Photo: Stephanie Vaeth

WHO ROASTS CHESTNUTS ANYMORE?

The world unquestionably cannot deny the ubiquity of the sweet, aromatic beauty of peppermint.

From first landing in the bellies of the ancient Egyptians to the ambrosial  peppermint mocha consumed while this is written, peppermint’s place as a staple flavor sits firmly on the tongue as the holiday’s most practical and aesthetically integral flavor. 

The history of practical peppermint usage has taken many shapes and crunchy, chewy, sweet, and savory tastes throughout the centuries. The flavor itself is the product of oil from the peppermint plant, a hybridization of the spearmint and watermint plant. The oil’s history predates the Common Era, and is found in multiple historical texts including the Bible, Egyptian hieroglyphics, and ancient Greek texts. Early in the oil’s practical usage, it was a natural remedy for bowel irritations and bodily sores.

In the Middle Ages, it was used to keep the teeth of monks pearly white. Peppermint, seen as the sharp and spicy member of the mint family, and was believed to be a natural aphrodisiac in ancient Greek life. Thus it was forbidden from soldiers who were ordered to avoid temptation. If peppermint doesn’t spark a steamy romantic holiday rendezvous then nothing will.

Like many other holiday traditions, peppermint receives a fair amount of flack for its apparent arbitrary connection to the season. It’s true. Peppermint doesn’t appear in the traditional biblical Christmas story. Gold, frankincense, and myrrh are not the lofty fanciful names that the three wise men gave peppermint. Let’s compare this to actual complete arbitrariness like “chestnuts roasting on an open fire.” Scratch that. Who roasts their own chestnuts anymore?

Look at Grandma Got Runover by a Reindeer. Holy cow that’d be insanely frightening. The world embraces the healing properties of peppermint, and faultlessly applied it to what has become the most commercially stressful time of the year. So instead of trying to burn some nuts in a fireplace to get a holiday fever on, how about a relaxed kickback with some Caribou Coffee Ho Ho Mint Mochas and intimate friends? Let the natural anti-inflammatory and aphrodisiac qualities set the mood for your holiday season.

Peppermint embodies unwavering dual functionality as a medicinal nostrum, and fits like an aesthetic glove to the holiday season. Finding and judging the best holiday flavor should more than a contest of what fits the mood of a season. If that’s the case, then nothing would stop rutabagas from slipping into your white mocha next holiday season.

-William Card

PICK A NEW HOLIDAY FLAVOR

It’s Christmastime in the city.
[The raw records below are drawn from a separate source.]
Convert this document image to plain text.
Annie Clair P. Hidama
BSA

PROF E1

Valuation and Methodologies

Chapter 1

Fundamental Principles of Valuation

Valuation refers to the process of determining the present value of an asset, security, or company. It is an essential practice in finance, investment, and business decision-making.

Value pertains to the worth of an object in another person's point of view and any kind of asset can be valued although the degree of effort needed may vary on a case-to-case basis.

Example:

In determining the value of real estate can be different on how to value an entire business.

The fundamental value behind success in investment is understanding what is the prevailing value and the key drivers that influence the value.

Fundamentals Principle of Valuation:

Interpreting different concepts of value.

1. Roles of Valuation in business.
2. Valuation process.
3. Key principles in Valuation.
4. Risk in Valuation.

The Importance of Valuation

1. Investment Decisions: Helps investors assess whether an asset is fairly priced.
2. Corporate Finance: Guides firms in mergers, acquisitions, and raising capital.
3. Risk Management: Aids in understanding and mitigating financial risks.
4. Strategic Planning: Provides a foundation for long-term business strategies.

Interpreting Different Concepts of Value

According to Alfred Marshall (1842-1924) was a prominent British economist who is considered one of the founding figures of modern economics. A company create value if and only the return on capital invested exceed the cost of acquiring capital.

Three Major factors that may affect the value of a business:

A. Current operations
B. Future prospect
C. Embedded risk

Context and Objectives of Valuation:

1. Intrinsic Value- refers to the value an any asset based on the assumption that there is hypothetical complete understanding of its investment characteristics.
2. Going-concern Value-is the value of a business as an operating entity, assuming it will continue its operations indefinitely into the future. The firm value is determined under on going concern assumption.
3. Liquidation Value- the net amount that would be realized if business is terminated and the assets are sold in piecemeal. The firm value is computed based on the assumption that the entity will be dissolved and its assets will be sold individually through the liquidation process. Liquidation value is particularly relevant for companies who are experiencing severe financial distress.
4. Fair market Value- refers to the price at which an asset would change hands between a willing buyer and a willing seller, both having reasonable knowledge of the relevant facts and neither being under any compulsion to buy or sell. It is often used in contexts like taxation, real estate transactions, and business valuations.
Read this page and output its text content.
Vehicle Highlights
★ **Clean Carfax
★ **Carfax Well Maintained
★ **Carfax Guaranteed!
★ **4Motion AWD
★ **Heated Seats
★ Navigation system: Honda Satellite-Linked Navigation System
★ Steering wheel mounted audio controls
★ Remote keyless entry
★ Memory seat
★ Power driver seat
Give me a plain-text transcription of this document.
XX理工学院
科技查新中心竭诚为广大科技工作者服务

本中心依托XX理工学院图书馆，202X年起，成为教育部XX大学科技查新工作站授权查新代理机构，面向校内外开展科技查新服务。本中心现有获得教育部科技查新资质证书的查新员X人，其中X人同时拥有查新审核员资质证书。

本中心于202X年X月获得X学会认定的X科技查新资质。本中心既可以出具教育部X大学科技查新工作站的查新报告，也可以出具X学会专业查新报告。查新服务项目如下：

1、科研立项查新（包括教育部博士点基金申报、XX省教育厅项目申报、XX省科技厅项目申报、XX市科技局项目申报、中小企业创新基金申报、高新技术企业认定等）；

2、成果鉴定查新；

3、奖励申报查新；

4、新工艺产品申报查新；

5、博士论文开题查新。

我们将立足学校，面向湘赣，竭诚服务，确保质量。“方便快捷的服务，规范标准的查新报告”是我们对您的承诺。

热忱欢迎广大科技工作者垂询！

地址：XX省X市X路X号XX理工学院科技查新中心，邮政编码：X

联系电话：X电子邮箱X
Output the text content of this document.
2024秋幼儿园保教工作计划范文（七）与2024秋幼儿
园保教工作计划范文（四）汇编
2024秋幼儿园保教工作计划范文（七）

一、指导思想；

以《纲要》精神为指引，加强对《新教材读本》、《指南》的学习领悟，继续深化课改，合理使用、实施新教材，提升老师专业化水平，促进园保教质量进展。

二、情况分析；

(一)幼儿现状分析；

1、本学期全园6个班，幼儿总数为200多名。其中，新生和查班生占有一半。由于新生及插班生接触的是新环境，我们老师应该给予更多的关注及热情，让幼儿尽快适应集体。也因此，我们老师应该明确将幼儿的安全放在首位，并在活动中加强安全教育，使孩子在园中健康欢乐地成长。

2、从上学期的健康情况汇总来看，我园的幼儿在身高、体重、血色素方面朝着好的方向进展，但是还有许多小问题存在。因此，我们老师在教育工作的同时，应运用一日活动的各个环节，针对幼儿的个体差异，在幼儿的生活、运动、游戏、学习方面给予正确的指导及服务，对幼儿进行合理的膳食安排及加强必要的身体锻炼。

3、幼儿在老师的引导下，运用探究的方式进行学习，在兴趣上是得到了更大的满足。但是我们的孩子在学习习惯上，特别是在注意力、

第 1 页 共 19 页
The wind tunnels are freezing, the snow drifted along the sidewalks is lovely and packable, and when the Larimer Starbucks doors gust open to admit a shivering, under-caffeinated student, the outside world is treated to a gust of peppermint scent.

Peppermint. Bah humbug. It’s an overbearing, pompous flavor that overwhelms every food it touches. It floods the sinuses, makes the eyes water, and has an undying aftertaste that flavors one’s burps for weeks. It’s everywhere: mochas, frappuccinos, variations on coffees, teas, candies, breads, cookies, ice creams, cakes, milkshakes, syrups, yogurt, gum, chocolate, peppermint sticks, candy canes, essential oils, candles, chapstick, Febreze, and even insect repellent.

Peppermint’s overpowering taste crowds out the thousands of culture-specific culinary traditions of celebrating Christmas, and America’s obsession with it doesn’t acknowledge the spectacular, millenias-long tradition of Christmas-season food. Medieval Europe saw flaming puddings, foaming mead, roasted chestnuts, and saffron-painted pastries filled with live blackbirds on Christmas tables. Puddings, spiced apples, and roast meat were the flavors of colonial American Christmases. There’s an entire literature of Christmas food that barely mentions peppermint. Charles Dickens’ A Christmas Carol is packed with glowing descriptions of roast goose, brandy, and mouthwatering plum puddings.

Why peppermint? It’s pungent, sure, but it doesn’t communicate the warmth and golden, snowy joy of Christmas. Why not maple syrup, or caramel rum, or cinnamon, or spiced molasses? What about plums or walnuts or cherries? There are so many other good flavors that winter cuisine brings about. Think candied fruit, Narnian Turkish Delight, roaring fires, full-bodied ale, sweet hot chocolate, and a rich fruitcake.

Enjoy the peppermint taste, sure, but good grief—why does the enormity and specialness of Christmas need to be defined by a single flavor? Why does pumpkin have to rule fall, watermelon the summer, strawberries the spring, and peppermint the winter? Expand the horizons of your tastebuds, fight against the symbolic commodifying and industrialization of Christmas, and stop the peppermint addiction.